United Nations peacekeeping is becoming more agile and capable, the outgoing chief today said, even as the cost for each peacekeeper fell 16 per cent in recent years, dropping the entire budget of the blue helmets worldwide to around $7.2 billion.
“It’s a lot of money at face value, but it’s 0.4 per cent of world military expenditure,” Hervé Ladsous, the Under-Secretary-General for Peacekeeping Operations, told journalists in New York during his final briefing in this post.
“No other army has done what the United Nations has done over the past six years,” he added. The price for UN peacekeeping operations is currently $7.2 billion, down from $8.2 billion in 2011. “We diminished the cost per peacekeeper by 16 per cent without any diminution in the level of equipment.”
Comparing UN costs with the price tag for similar operations done by Governments alone, Mr. Ladsous said the UN operation cost was one-quarter of such operations.
Even as the costs have decreased, the agility and capacities of UN peacekeeping has strengthened, Mr. said Ladsous.
For example, the UN will shortly have a permanent capacity to deploy a vanguard brigade within 30 to 60 days, a “very useful” improvement over the current six to eight months to deploy a unit.
Technological advances, such as surveillance drones, balloons and cameras, are helping to bring “peacekeeping into the 21st century”
Another example of progress cited by Mr. Ladsous is the work under way to create a framework policy on intelligence which will save lives and allow peacekeepers “to do a better job.” Technological advances, such as surveillance drones, balloons and cameras, are helping to bring “peacekeeping into the 21st century,” Mr. Ladsous added.
The geographic makeup of the peacekeepers is also changing, with an increased number of units from the so-called Global North, which incorporates countries from North America and Europe, as opposed to the Global South, which consists of South America, Asia and Africa.
“When I can in in 2011, 95 per cent of peacekeepers were from the Global South,” said Mr. Ladsous. “Now we have more countries from the Global North, from Europe, the European Union, in Mali and in Central Africa.”

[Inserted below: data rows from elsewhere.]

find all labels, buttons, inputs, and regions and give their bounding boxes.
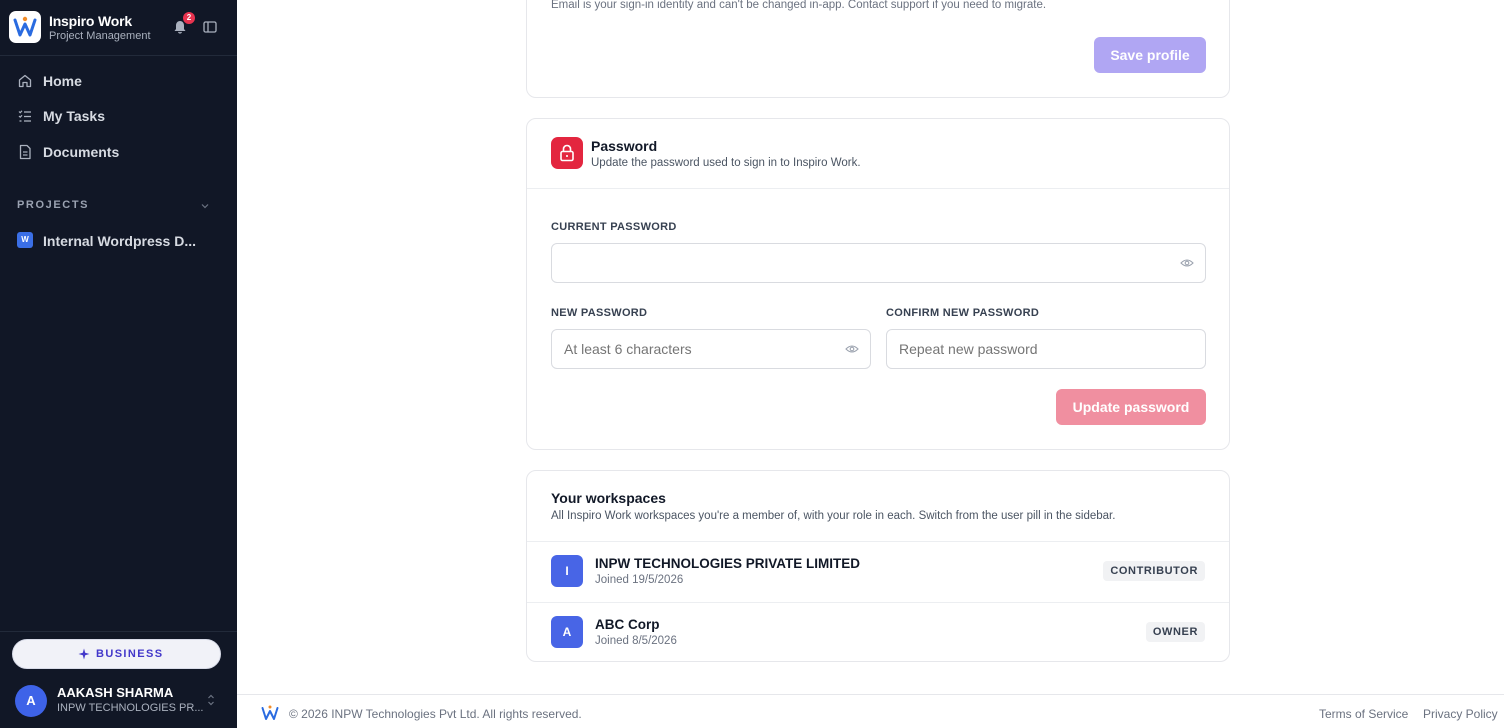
sidebar: Inspiro Work Project Management 2 Home M…	[0, 0, 237, 728]
workspaces-title: Your workspaces	[551, 490, 666, 506]
workspace-name: ABC Corp	[595, 617, 660, 632]
app-logo[interactable]	[9, 11, 41, 43]
update-password-button[interactable]: Update password	[1056, 389, 1206, 425]
email-note: Email is your sign-in identity and can't…	[551, 0, 1047, 11]
divider	[527, 188, 1229, 189]
workspaces-subtitle: All Inspiro Work workspaces you're a mem…	[551, 510, 1116, 522]
workspace-avatar: I	[551, 555, 583, 587]
divider	[527, 541, 1229, 542]
workspaces-card: Your workspaces All Inspiro Work workspa…	[526, 470, 1230, 662]
nav-item-documents[interactable]: Documents	[0, 137, 237, 167]
terms-link[interactable]: Terms of Service	[1319, 707, 1408, 721]
logo-icon	[13, 16, 37, 37]
divider	[527, 602, 1229, 603]
confirm-password-label: CONFIRM NEW PASSWORD	[886, 307, 1040, 319]
nav-item-my-tasks[interactable]: My Tasks	[0, 101, 237, 131]
role-badge: CONTRIBUTOR	[1103, 561, 1205, 581]
main-content: Email is your sign-in identity and can't…	[237, 0, 1504, 728]
confirm-password-input[interactable]	[886, 329, 1206, 369]
business-plan-label: BUSINESS	[96, 648, 164, 660]
project-item[interactable]: W Internal Wordpress D...	[0, 228, 237, 254]
project-label: Internal Wordpress D...	[43, 233, 196, 249]
workspace-avatar: A	[551, 616, 583, 648]
user-org: INPW TECHNOLOGIES PR...	[57, 702, 204, 714]
sparkle-icon	[78, 648, 90, 660]
brand-header: Inspiro Work Project Management 2	[0, 0, 237, 56]
workspace-joined: Joined 19/5/2026	[595, 574, 684, 586]
project-badge: W	[17, 232, 33, 248]
current-password-input[interactable]	[551, 243, 1206, 283]
projects-heading: PROJECTS	[17, 199, 90, 211]
chevron-down-icon[interactable]	[200, 202, 210, 210]
nav-item-label: Documents	[43, 144, 120, 160]
eye-icon[interactable]	[845, 344, 859, 354]
privacy-link[interactable]: Privacy Policy	[1423, 707, 1498, 721]
user-name[interactable]: AAKASH SHARMA	[57, 685, 173, 700]
logo-icon	[261, 705, 279, 720]
workspace-joined: Joined 8/5/2026	[595, 635, 677, 647]
new-password-input[interactable]	[551, 329, 871, 369]
page-footer: © 2026 INPW Technologies Pvt Ltd. All ri…	[237, 694, 1504, 728]
new-password-label: NEW PASSWORD	[551, 307, 648, 319]
app-title: Inspiro Work	[49, 13, 132, 29]
lock-icon	[560, 144, 574, 162]
nav-item-home[interactable]: Home	[0, 66, 237, 96]
current-password-label: CURRENT PASSWORD	[551, 221, 677, 233]
sidebar-footer: BUSINESS A AAKASH SHARMA INPW TECHNOLOGI…	[0, 631, 237, 728]
sidebar-toggle-icon[interactable]	[203, 20, 217, 34]
workspace-name: INPW TECHNOLOGIES PRIVATE LIMITED	[595, 556, 861, 571]
eye-icon[interactable]	[1180, 258, 1194, 268]
profile-card: Email is your sign-in identity and can't…	[526, 0, 1230, 98]
copyright-text: © 2026 INPW Technologies Pvt Ltd. All ri…	[289, 707, 582, 721]
home-icon	[18, 74, 32, 88]
password-section-icon	[551, 137, 583, 169]
nav-item-label: My Tasks	[43, 108, 105, 124]
avatar[interactable]: A	[15, 685, 47, 717]
password-title: Password	[591, 138, 658, 154]
nav-item-label: Home	[43, 73, 82, 89]
save-profile-button[interactable]: Save profile	[1094, 37, 1206, 73]
document-icon	[19, 144, 31, 160]
tasks-icon	[18, 110, 31, 122]
password-card: Password Update the password used to sig…	[526, 118, 1230, 450]
notification-badge: 2	[183, 12, 195, 24]
app-subtitle: Project Management	[49, 30, 151, 42]
role-badge: OWNER	[1145, 622, 1205, 642]
chevron-updown-icon[interactable]	[206, 693, 216, 707]
business-plan-button[interactable]: BUSINESS	[12, 639, 221, 669]
password-subtitle: Update the password used to sign in to I…	[591, 157, 861, 169]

Another key aspect of change in peacekeeping is their ability to adapt to the situation in each country and in creating exit strategies “because missions are not eternal,” Mr. Ladsous said.
He noted that three peacekeeping operations – in Côte D’Ivoire, Haiti and Liberia – are expected to close down this year.
‘Peacekeeping is about political solutions’
Despite the evolution of peacekeeping, its operations are often hampered by ongoing challenges, Mr. Ladsous noted. These include deployments to countries where there is no political process. “Peacekeeping is about political solutions. The visible part is the soldiers, the uniforms, the policemen, but the reality is that we’re there to serve a political solution and quite often, it was the case in Mali initially, it was the case in CAR [Central African Republic] initially, there was no political solution in sight,” he said.
The Security Council “is not always as supportive as it should be” in such circumstances, nor in instances where UN ‘blue helmets’ should be sent.
One of the greatest challenges, however, is managing expectations of UN Member States, donor countries and other actors.
“The heart of the mandate is about protection of civilians. This is an extremely difficult issue. Yet we cannot have a peacekeeper behind every single citizen in the theatre,” said Mr. Ladsous.
While it is difficult to quantify, UN peacekeeping saves lives, the outgoing chief said. Pointing to South Sudan, where he just visited with the incoming chief, Jean-Pierre Lacroix, Mr. Ladsous said the UN saved at least 220,000 lives in South Sudan alone.
Among other issues discussed in his final press briefing was the recent sexual exploitation and abuse report, asymmetrical attacks on peacekeepers, and uncooperative Governments hosting peacekeeping operations.